Black holes are essentially places where the rules of spacetime break down, and as such they are extremely intriguing. This article explains black holes in a way that is easily understandable to the general public. Find out how black holes got their name, how they form, and what might possibly be happening beyond their event horizons.
The cosmic objects known as black holes are one of those scientific findings that have captured the popular imagination. A black hole isn’t technically an object, but rather the name given to the region of spacetime around an extremely massive object. Black holes are very intriguing, and even a little scary!
How They Got Their Name
The best way to understand what black holes are is to take a close look at their very descriptive name, as they are quite literally “black holes.”
The “black” part of the name was given to these stellar anomalies because they are so massive that no light can escape them. It has since been found that black holes do indeed emit a small amount of radiation (dubbed “Hawking radiation”), but this radiation is very weak and impossible to detect, at least with our current and foreseeable technology.
The “hole” part of the name comes from the fact that these objects act like holes in observable spacetime. Any matter that goes into a black hole effectively “falls” down the hole and cannot be observed from the other side anymore.

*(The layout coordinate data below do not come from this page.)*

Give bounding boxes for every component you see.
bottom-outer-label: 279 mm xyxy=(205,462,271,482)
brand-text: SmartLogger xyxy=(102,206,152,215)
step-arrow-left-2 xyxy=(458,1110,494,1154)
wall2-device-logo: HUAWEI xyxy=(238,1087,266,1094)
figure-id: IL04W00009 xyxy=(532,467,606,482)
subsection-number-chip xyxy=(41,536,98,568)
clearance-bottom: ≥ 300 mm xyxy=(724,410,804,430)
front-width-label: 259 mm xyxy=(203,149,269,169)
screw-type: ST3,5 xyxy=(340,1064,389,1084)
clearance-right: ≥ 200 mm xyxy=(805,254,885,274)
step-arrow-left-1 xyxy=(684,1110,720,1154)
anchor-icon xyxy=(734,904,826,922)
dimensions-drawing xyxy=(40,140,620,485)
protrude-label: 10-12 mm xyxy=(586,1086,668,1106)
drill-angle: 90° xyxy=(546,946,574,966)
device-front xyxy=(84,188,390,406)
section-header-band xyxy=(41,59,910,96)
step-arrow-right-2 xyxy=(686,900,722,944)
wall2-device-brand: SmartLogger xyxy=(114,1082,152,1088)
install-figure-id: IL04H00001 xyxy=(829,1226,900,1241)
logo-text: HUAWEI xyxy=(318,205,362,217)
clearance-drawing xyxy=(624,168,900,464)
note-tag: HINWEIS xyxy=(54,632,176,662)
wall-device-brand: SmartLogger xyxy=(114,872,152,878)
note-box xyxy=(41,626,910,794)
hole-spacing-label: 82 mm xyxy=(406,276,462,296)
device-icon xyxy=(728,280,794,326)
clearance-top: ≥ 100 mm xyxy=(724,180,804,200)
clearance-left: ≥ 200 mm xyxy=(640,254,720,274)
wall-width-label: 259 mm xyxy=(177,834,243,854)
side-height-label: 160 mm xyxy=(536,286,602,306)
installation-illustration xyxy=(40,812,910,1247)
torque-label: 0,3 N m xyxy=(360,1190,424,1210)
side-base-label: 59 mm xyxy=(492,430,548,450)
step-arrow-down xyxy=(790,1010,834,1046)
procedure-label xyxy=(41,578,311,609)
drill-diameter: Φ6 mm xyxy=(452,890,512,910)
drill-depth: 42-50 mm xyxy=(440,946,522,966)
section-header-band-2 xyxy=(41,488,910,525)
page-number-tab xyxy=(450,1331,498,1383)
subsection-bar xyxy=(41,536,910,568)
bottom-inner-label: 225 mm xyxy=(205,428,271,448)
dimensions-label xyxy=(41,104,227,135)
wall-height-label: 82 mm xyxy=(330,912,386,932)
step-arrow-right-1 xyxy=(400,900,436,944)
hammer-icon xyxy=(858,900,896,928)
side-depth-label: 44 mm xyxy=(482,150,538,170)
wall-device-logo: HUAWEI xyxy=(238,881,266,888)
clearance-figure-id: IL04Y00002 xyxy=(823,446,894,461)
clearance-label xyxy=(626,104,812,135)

The point at which any object or any information can no longer be observed after falling into a black hole is called the event horizon. This is the exact point at which the escape velocity (the speed at which an object would have to travel to escape) exceeds the speed of light. According to relativity, nothing can go faster than the speed of light, and so once something falls past the event horizon of a black hole, it can never escape.
How Big Is A Black Hole?
So how big, exactly, is a black hole? When speaking about the size of a black hole, scientists refer specifically to the radius of its event horizon, which is commonly called the Schwarzschild radius. The Schwarzschild radius depends only on one factor – on how massive the object was before it became a black hole. To give you some perspective, a black hole that formed from an object the mass of our sun would have a Schwarzschild radius of 3 km.
Black Hole Formation. Event Horizon.
Black holes are formed when a star collapses to the point where it is smaller than its own Schwarzschild radius. Since light cannot escape the event horizon, the star essentially vanishes. Though the star may visually disappear, its mass remains exactly the same and continues to exert the same amount of gravitational force.
Since the event horizon creates a barrier between the inside of a black hole and the observable universe, we have no real way of knowing what exactly happens to the matter that falls in. Based on the laws of physics, however, it is possible to infer that it gets crushed into an infinitely dense and infinitely small point known as a singularity.
While the idea of a singularity is mind-boggling enough, recent decades have seen certain scientists propose that black holes may in fact lead to other universes. This idea has grown out of quantum mechanics and the multiverse theory.
Whatever it is that really takes place beyond the event horizon, black holes are certain to remain at the forefront of scientific research about the nature of the cosmos. Everyone, scientist and non-scientist alike, will continue to be captivated as new findings come out about these “massive” mysteries.